Gene expression analysis
Seedings of Medicago sativa L.cv. Baoding, after 4 weeks growth in artificial climate growth chamber, were then treated with different treatments, including 200 mm/L NaCl, drought, 4 ℃ cold and 42 ℃ heat and 10 μM ABA, in order to investigate MsCIPK’s role in response to various stresses. After 2h, 4h, 8h, 12h and 24h treatment, above-ground and root tissues were immediately frozen in liquid nitrogen (-80 ℃) before RNA extraction. The PCR amplification verification was carried out with hygromycin Hyg specific primers. Gene expression analysis was performed using quantitative real-time polymerase chain reaction (qRT-PCR) by SYBR Premix Ex Taq (Takara, Dalian, China). The main PCR reaction parameters were: 95 ℃ pre-denaturation for 1 min; 40 cycles of 95 ℃ for 30 s, 60 ℃ for 30 s, and 72 ℃ for 30 s; 72 ℃ for 10 min and terminated and saved at 4 ℃. β-actin was used an the internal gene and the forward and reverse primer was 5′-TTTGAGACTTTCAATGTGCCCGCC-3′ and 5′-TAGCATGTGGGAGTGCATAACCCT-3, respectively. The forward and reverse primer for MsCIPK was 5′- TCAGCCCTACAGTCCTACCACGG-3′ and 5′- GTTCCACCTCTCTGCAGCTCATC-3′, respectively. The signal of the qRT-PCR was monitored by the CFX96 real-time system (Bio-Rad, CA, USA). The relative expression level of MsCIPK was determined by the 2-∆∆Ct method 31. Three biological and technical replicates were used to calculate the standard error (SE). The ANOVA significant test was performed in SAS software.
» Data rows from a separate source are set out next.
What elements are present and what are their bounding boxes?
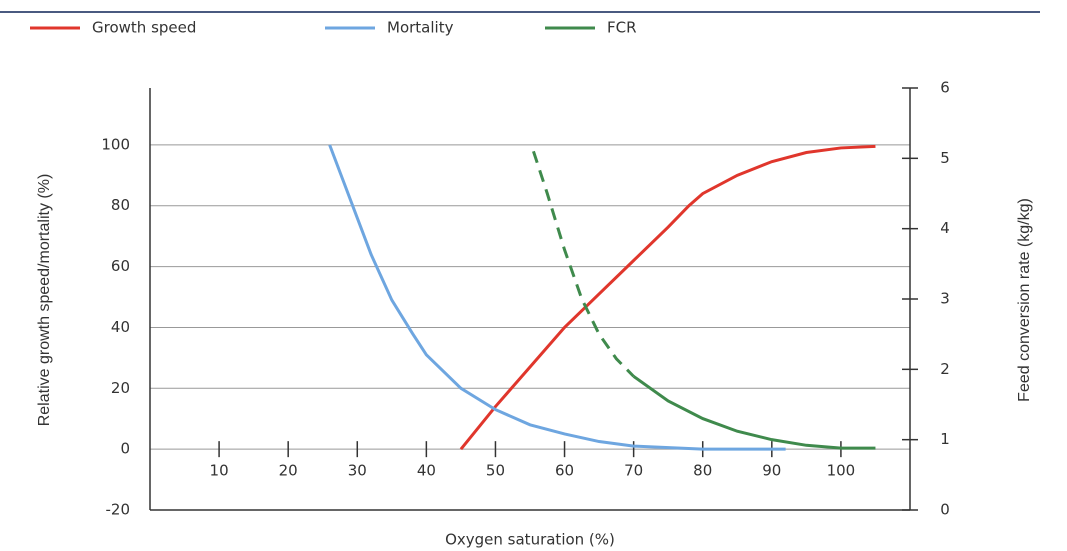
y2-tick-label: 1 xyxy=(940,430,950,448)
y-tick-label: 40 xyxy=(111,318,130,336)
x-tick-label: 80 xyxy=(693,462,712,480)
line-series xyxy=(459,144,876,451)
legend-label: Growth speed xyxy=(92,19,196,37)
x-tick-label: 90 xyxy=(762,462,781,480)
x-tick-label: 100 xyxy=(827,462,856,480)
y2-tick-label: 3 xyxy=(940,290,950,308)
legend-label: FCR xyxy=(607,19,637,37)
x-tick-label: 70 xyxy=(624,462,643,480)
y2-tick-label: 6 xyxy=(940,79,950,97)
x-tick-label: 60 xyxy=(555,462,574,480)
x-tick-label: 20 xyxy=(279,462,298,480)
y-tick-label: 20 xyxy=(111,379,130,397)
y-tick-label: -20 xyxy=(106,501,131,519)
x-tick-label: 40 xyxy=(417,462,436,480)
line-series xyxy=(328,144,786,451)
y2-tick-label: 4 xyxy=(940,219,950,237)
y-tick-label: 0 xyxy=(120,440,130,458)
y2-tick-label: 0 xyxy=(940,501,950,519)
x-tick-label: 50 xyxy=(486,462,505,480)
y-tick-label: 100 xyxy=(101,135,130,153)
y-tick-label: 80 xyxy=(111,196,130,214)
y2-tick-label: 5 xyxy=(940,149,950,167)
x-tick-label: 10 xyxy=(210,462,229,480)
y-axis-label: Relative growth speed/mortality (%) xyxy=(36,174,53,427)
y2-axis-label: Feed conversion rate (kg/kg) xyxy=(1016,198,1033,402)
x-axis-label: Oxygen saturation (%) xyxy=(445,531,615,549)
line-series xyxy=(532,150,635,378)
y-tick-label: 60 xyxy=(111,257,130,275)
legend-label: Mortality xyxy=(387,19,454,37)
y2-tick-label: 2 xyxy=(940,360,950,378)
x-tick-label: 30 xyxy=(348,462,367,480)
line-series xyxy=(632,375,876,450)
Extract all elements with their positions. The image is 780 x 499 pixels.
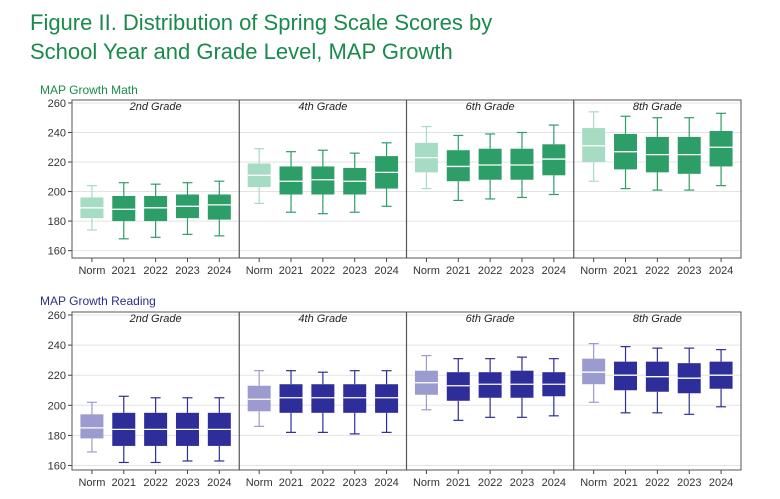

Functional analysis of transgenic tobacco with MsCIPK
In order to validate the functional role of MsCIPK, we treated T1 transgenic tobaccos (Line 3 and Line 7) and non-transgenic tobacco (WT) under salt, drought and cold stresses, and then evaluated the impacts on the contents of four compounds including malondialdehyde (MDA), superoxide dismutase (SOD), soluble protein (SOP), and proline (Pro). ild type tobaccos (WT) were treated with normal Hoagland nutrient solution. For salt treatment, transgenic plants were treated with 1/2 Hoagland nutrient solution and 200 mM NaCl. The salt treatment was conducted for a period of 21 days and samples were collected at every 7 days (0day, 7day, 14day and 21day) and immediately frozen in liquid nitrogen (-80 ℃) before use. For low temperature treatment, plants were treated with 4 ℃ and collected at 0h, 6h, 12h and 24h and frozen in liquid nitrogen for a total of 24 h treatment. The content of MDA was measured by the thiobarbituric acid method 32. The content of SOD was measured by the NBT method 33. The content of SOP was measured by the Coomassie Blue Staining method: SOP content (Mg/g) = C × VTV1 × FW × 1000, where C was the standard curve value (μg); VT was the total extract volume (mL); FW was the fresh weight and V1 was the volume added during measurement (mL). The content of Pro was measured by the methods proposed by Bates 34. All the measurements were performed with nine replicates. Significant tests were performed in SAS software.